Introducing Crunchy Data Warehouse: A next-generation Postgres-native data warehouse. Crunchy Data Warehouse Learn more

Preprocessing Data for Spatial Analysis with PostGIS and PL/R

Avatar for Joe Conway

Joe Conway

15 min read

This is the second in a series of posts intended to introduce PostgreSQL users to PL/R, a loadable procedural language that enables a user to write user-defined SQL functions in the R programming language.  This post builds on the example introduced in the initial post by demonstrating the steps associated with preprocessing the Normalized Difference Vegetation Index (NDVI) satellite raster data in preparation for spatial analytics.

The first post in this series provided users with an introduction, and discussed acquisition of administrative area boundary polygons (USA states and counties) and geocoding using PostGIS, R and PL/R. This post will walk through preprocessing of NDVI satellite raster data in preparation for spatial analytics. The forthcoming final post of this series will provide sample use of R Functions against the NDVI dataset.

As introduced in the initial post, the combination of PostGIS and R provides users with the ability to leverage the power and efficiency of the worlds most advanced open source database to perform powerful spatial analytics using the rich analytic functionality of R.

Example Overview and Setup

This series of posts uses NDVI data from the moderate-resolution imaging spectroradiometer (MODIS) made available by the United States Geologic Survey (USGS). This data is used to demonstrate analytic operations including:

  • Determining Average NDVI for a Particular Location Over Time
  • Visualize Average NDVI for a Particular Location Over Time with ggplot
  • Visualize Average NDVI for a Particular Location by Month
  • Visualize Same Month Average NDVI for a Particular Location by Year

For information regarding the background for this analysis and the example set up, please take a moment to review the initial post in this series.
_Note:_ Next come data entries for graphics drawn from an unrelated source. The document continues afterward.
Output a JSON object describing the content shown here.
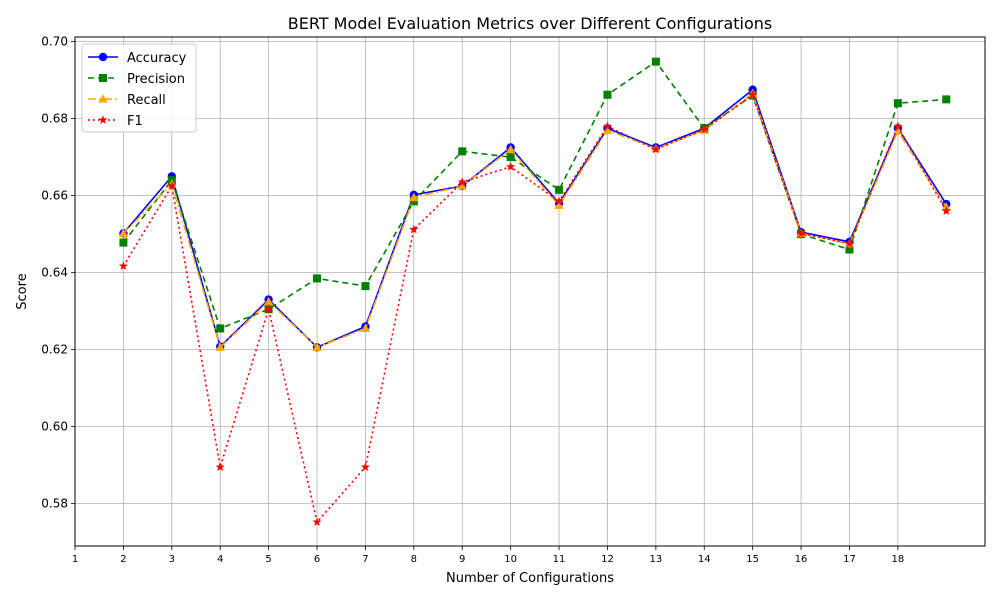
{
  "chart_data": {
    "type": "line",
    "title": "BERT Model Evaluation Metrics over Different Configurations",
    "xlabel": "Number of Configurations",
    "ylabel": "Score",
    "x": [
      2,
      3,
      4,
      5,
      6,
      7,
      8,
      9,
      10,
      11,
      12,
      13,
      14,
      15,
      16,
      17,
      18,
      19
    ],
    "x_tick_labels": [
      "1",
      "2",
      "3",
      "4",
      "5",
      "6",
      "7",
      "8",
      "9",
      "10",
      "11",
      "12",
      "13",
      "14",
      "15",
      "16",
      "17",
      "18"
    ],
    "x_tick_values": [
      1,
      2,
      3,
      4,
      5,
      6,
      7,
      8,
      9,
      10,
      11,
      12,
      13,
      14,
      15,
      16,
      17,
      18
    ],
    "y_tick_labels": [
      "0.58",
      "0.60",
      "0.62",
      "0.64",
      "0.66",
      "0.68",
      "0.70"
    ],
    "y_tick_values": [
      0.58,
      0.6,
      0.62,
      0.64,
      0.66,
      0.68,
      0.7
    ],
    "xlim": [
      1,
      19.8
    ],
    "ylim": [
      0.569,
      0.7012
    ],
    "grid": true,
    "legend_position": "top-left",
    "series": [
      {
        "name": "Accuracy",
        "color": "#0000ff",
        "marker": "circle",
        "line_style": "solid",
        "values": [
          0.6502,
          0.665,
          0.6208,
          0.633,
          0.6206,
          0.626,
          0.6602,
          0.6625,
          0.6725,
          0.658,
          0.6775,
          0.6725,
          0.6775,
          0.6875,
          0.6505,
          0.648,
          0.6775,
          0.6578
        ]
      },
      {
        "name": "Precision",
        "color": "#008000",
        "marker": "square",
        "line_style": "dashed",
        "values": [
          0.6478,
          0.664,
          0.6255,
          0.6305,
          0.6385,
          0.6365,
          0.6585,
          0.6715,
          0.67,
          0.6615,
          0.6862,
          0.6948,
          0.6775,
          0.686,
          0.65,
          0.646,
          0.684,
          0.685
        ]
      },
      {
        "name": "Recall",
        "color": "#ffa500",
        "marker": "triangle",
        "line_style": "dashdot",
        "values": [
          0.6502,
          0.663,
          0.6206,
          0.6325,
          0.6206,
          0.6255,
          0.6595,
          0.6625,
          0.672,
          0.6575,
          0.677,
          0.6722,
          0.677,
          0.6865,
          0.6502,
          0.6475,
          0.6768,
          0.657
        ]
      },
      {
        "name": "F1",
        "color": "#ff0000",
        "marker": "star",
        "line_style": "dotted",
        "values": [
          0.6417,
          0.6625,
          0.5895,
          0.6305,
          0.5752,
          0.5895,
          0.6512,
          0.6635,
          0.6675,
          0.6585,
          0.678,
          0.672,
          0.6772,
          0.6862,
          0.6502,
          0.6475,
          0.678,
          0.656
        ]
      }
    ]
  }
}
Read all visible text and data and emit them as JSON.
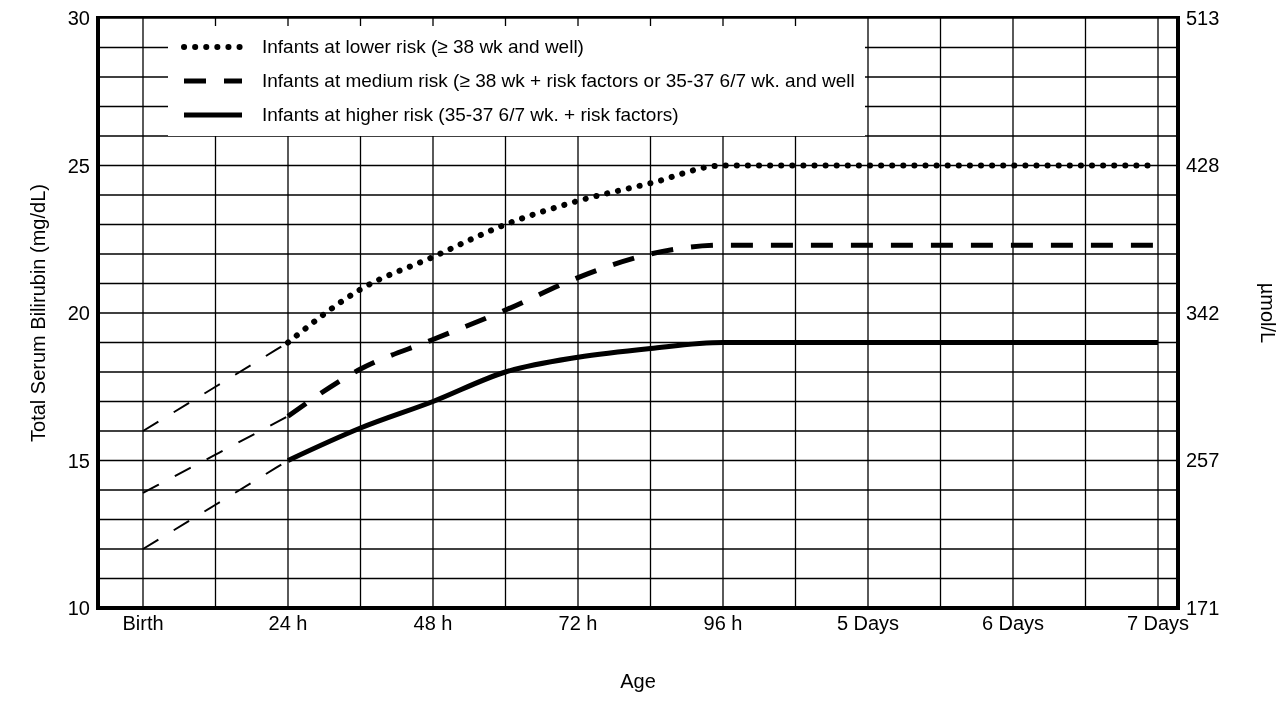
{
  "chart_data": {
    "type": "line",
    "xlabel": "Age",
    "ylabel": "Total Serum Bilirubin (mg/dL)",
    "y2label": "µmol/L",
    "categories": [
      "Birth",
      null,
      "24 h",
      null,
      "48 h",
      null,
      "72 h",
      null,
      "96 h",
      null,
      "5 Days",
      null,
      "6 Days",
      null,
      "7 Days"
    ],
    "ylim": [
      10,
      30
    ],
    "yticks": [
      10,
      {
        "value": 11,
        "label": null
      },
      {
        "value": 12,
        "label": null
      },
      {
        "value": 13,
        "label": null
      },
      {
        "value": 14,
        "label": null
      },
      15,
      {
        "value": 16,
        "label": null
      },
      {
        "value": 17,
        "label": null
      },
      {
        "value": 18,
        "label": null
      },
      {
        "value": 19,
        "label": null
      },
      20,
      {
        "value": 21,
        "label": null
      },
      {
        "value": 22,
        "label": null
      },
      {
        "value": 23,
        "label": null
      },
      {
        "value": 24,
        "label": null
      },
      25,
      {
        "value": 26,
        "label": null
      },
      {
        "value": 27,
        "label": null
      },
      {
        "value": 28,
        "label": null
      },
      {
        "value": 29,
        "label": null
      },
      30
    ],
    "y2lim": [
      171,
      513
    ],
    "y2ticks": [
      171,
      257,
      342,
      428,
      513
    ],
    "grid": true,
    "legend": "top left",
    "marker": "none",
    "series": [
      {
        "name": "Infants at lower risk (≥ 38 wk and well)",
        "color": "#000000",
        "line_style": "dotted",
        "values": [
          null,
          null,
          19,
          20.8,
          21.9,
          23,
          23.8,
          24.4,
          25,
          25,
          25,
          25,
          25,
          25,
          25
        ]
      },
      {
        "name": "Infants at medium risk (≥ 38 wk + risk factors or 35-37 6/7 wk. and well",
        "color": "#000000",
        "line_style": "dashed",
        "values": [
          null,
          null,
          16.5,
          18.1,
          19.1,
          20.1,
          21.2,
          22,
          22.3,
          22.3,
          22.3,
          22.3,
          22.3,
          22.3,
          22.3
        ]
      },
      {
        "name": "Infants at higher risk (35-37 6/7 wk. + risk factors)",
        "color": "#000000",
        "line_style": "solid",
        "values": [
          null,
          null,
          15,
          16.1,
          17,
          18,
          18.5,
          18.8,
          19,
          19,
          19,
          19,
          19,
          19,
          19
        ]
      },
      {
        "color": "#000000",
        "line_style": "dashed",
        "values": [
          16,
          17.5,
          19,
          null,
          null,
          null,
          null,
          null,
          null,
          null,
          null,
          null,
          null,
          null,
          null
        ]
      },
      {
        "color": "#000000",
        "line_style": "dashed",
        "values": [
          13.9,
          15.2,
          16.5,
          null,
          null,
          null,
          null,
          null,
          null,
          null,
          null,
          null,
          null,
          null,
          null
        ]
      },
      {
        "color": "#000000",
        "line_style": "dashed",
        "values": [
          12,
          13.5,
          15,
          null,
          null,
          null,
          null,
          null,
          null,
          null,
          null,
          null,
          null,
          null,
          null
        ]
      }
    ]
  }
}
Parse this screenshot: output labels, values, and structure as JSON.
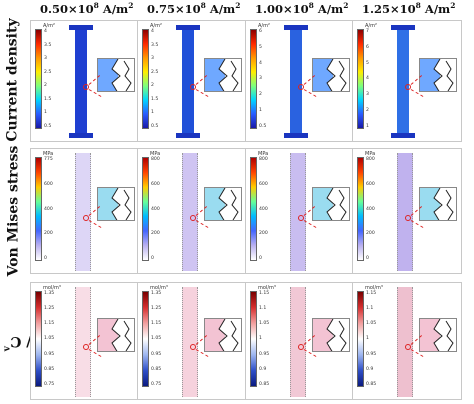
{
  "columns": [
    {
      "value": "0.50×10",
      "exp": "8",
      "unit": "A/m",
      "unit_exp": "2"
    },
    {
      "value": "0.75×10",
      "exp": "8",
      "unit": "A/m",
      "unit_exp": "2"
    },
    {
      "value": "1.00×10",
      "exp": "8",
      "unit": "A/m",
      "unit_exp": "2"
    },
    {
      "value": "1.25×10",
      "exp": "8",
      "unit": "A/m",
      "unit_exp": "2"
    }
  ],
  "rows": [
    {
      "label": "Current density"
    },
    {
      "label": "Von Mises stress"
    },
    {
      "label_prefix": "C",
      "label_prefix_sub": "v",
      "label_mid": " / C",
      "label_sub": "v0"
    }
  ],
  "colorbar_units": {
    "current": [
      "A/m²",
      "A/m²",
      "A/m²",
      "A/m²"
    ],
    "stress": [
      "MPa",
      "MPa",
      "MPa",
      "MPa"
    ],
    "vacancy": [
      "mol/m³",
      "mol/m³",
      "mol/m³",
      "mol/m³"
    ]
  },
  "colorbar_ticks": {
    "current": [
      [
        "4",
        "3.5",
        "3",
        "2.5",
        "2",
        "1.5",
        "1",
        "0.5"
      ],
      [
        "4",
        "3.5",
        "3",
        "2.5",
        "2",
        "1.5",
        "1",
        "0.5"
      ],
      [
        "6",
        "5",
        "4",
        "3",
        "2",
        "1",
        "0.5"
      ],
      [
        "7",
        "6",
        "5",
        "4",
        "3",
        "2",
        "1"
      ]
    ],
    "stress": [
      [
        "775",
        "600",
        "400",
        "200",
        "0"
      ],
      [
        "800",
        "600",
        "400",
        "200",
        "0"
      ],
      [
        "800",
        "600",
        "400",
        "200",
        "0"
      ],
      [
        "800",
        "600",
        "400",
        "200",
        "0"
      ]
    ],
    "vacancy": [
      [
        "1.35",
        "1.25",
        "1.15",
        "1.05",
        "0.95",
        "0.85",
        "0.75"
      ],
      [
        "1.35",
        "1.25",
        "1.15",
        "1.05",
        "0.95",
        "0.85",
        "0.75"
      ],
      [
        "1.15",
        "1.1",
        "1.05",
        "1",
        "0.95",
        "0.9",
        "0.85"
      ],
      [
        "1.15",
        "1.1",
        "1.05",
        "1",
        "0.95",
        "0.9",
        "0.85"
      ]
    ]
  },
  "colors": {
    "current_map": "#1f3fd1",
    "stress_map": "#cfc7f2",
    "vacancy_map": "#f6d6e0",
    "lead_line": "#dd2222"
  }
}
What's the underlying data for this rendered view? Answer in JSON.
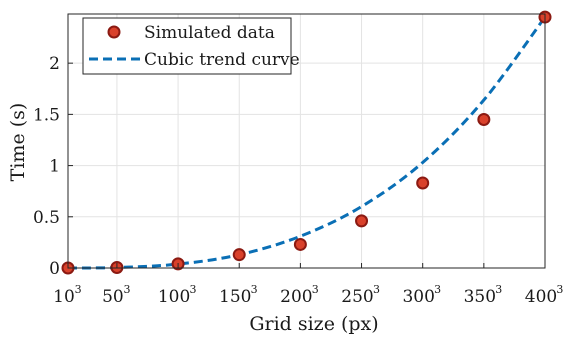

Plotting Points of Interest

The initial post in this series demonstrated the process of acquiring the geometric shapes representing administrative boundaries, specifically USA states and counties, and storing those as a spatial multipolygon layer. Further, we saw how to geocode airport address data, providing a “Points of Interest” spatial points layer.  With the geocoding complete, it is possible to use an R function to plot both the San Diego county administrative boundaries and the Points of Interest layer we just created. The R function used in this example is suitable for use during interactive data exploration from an R client. It is worth noting that while this example uses a pure R function, this R function can be trivially converted to a PL/R function by replacing the R function decoration syntax (function name, arguments, end of function) with those of PostgreSQL.

The R function that implements the steps described above is as follows:

# Note: this is pure R code
plot_poi <- function(plotfile, aoilayer, aoiname1, aoiname2, poilayer) {
  library(sp); library(raster);
  library(rgeos);
  library(rgdal)
  library(RPostgreSQL)
  Sys.setenv("DISPLAY"=":0.0")

  # required in R, noop in PL/R
  conn <- dbConnect(dbDriver("PostgreSQL"), user="postgres", dbname="gis", host="localhost")

  # plot to file if destination filename given
  if (plotfile != "") png(plotfile, width = 1024, height = 768)

  # retrieve boundaries for requested admin area
  p4str <- "+proj=longlat +datum=WGS84 +no_defs +ellps=WGS84 +towgs84=0,0,0"
  sql.str <- sprintf("SELECT st_astext(wkb_geometry) AS geom
                      FROM %s WHERE name_1 = '%s' and name_2 = '%s'",
                      aoilayer, aoiname1, aoiname2)
  sdc <- readWKT(dbGetQuery(conn, sql.str), p4s=p4str)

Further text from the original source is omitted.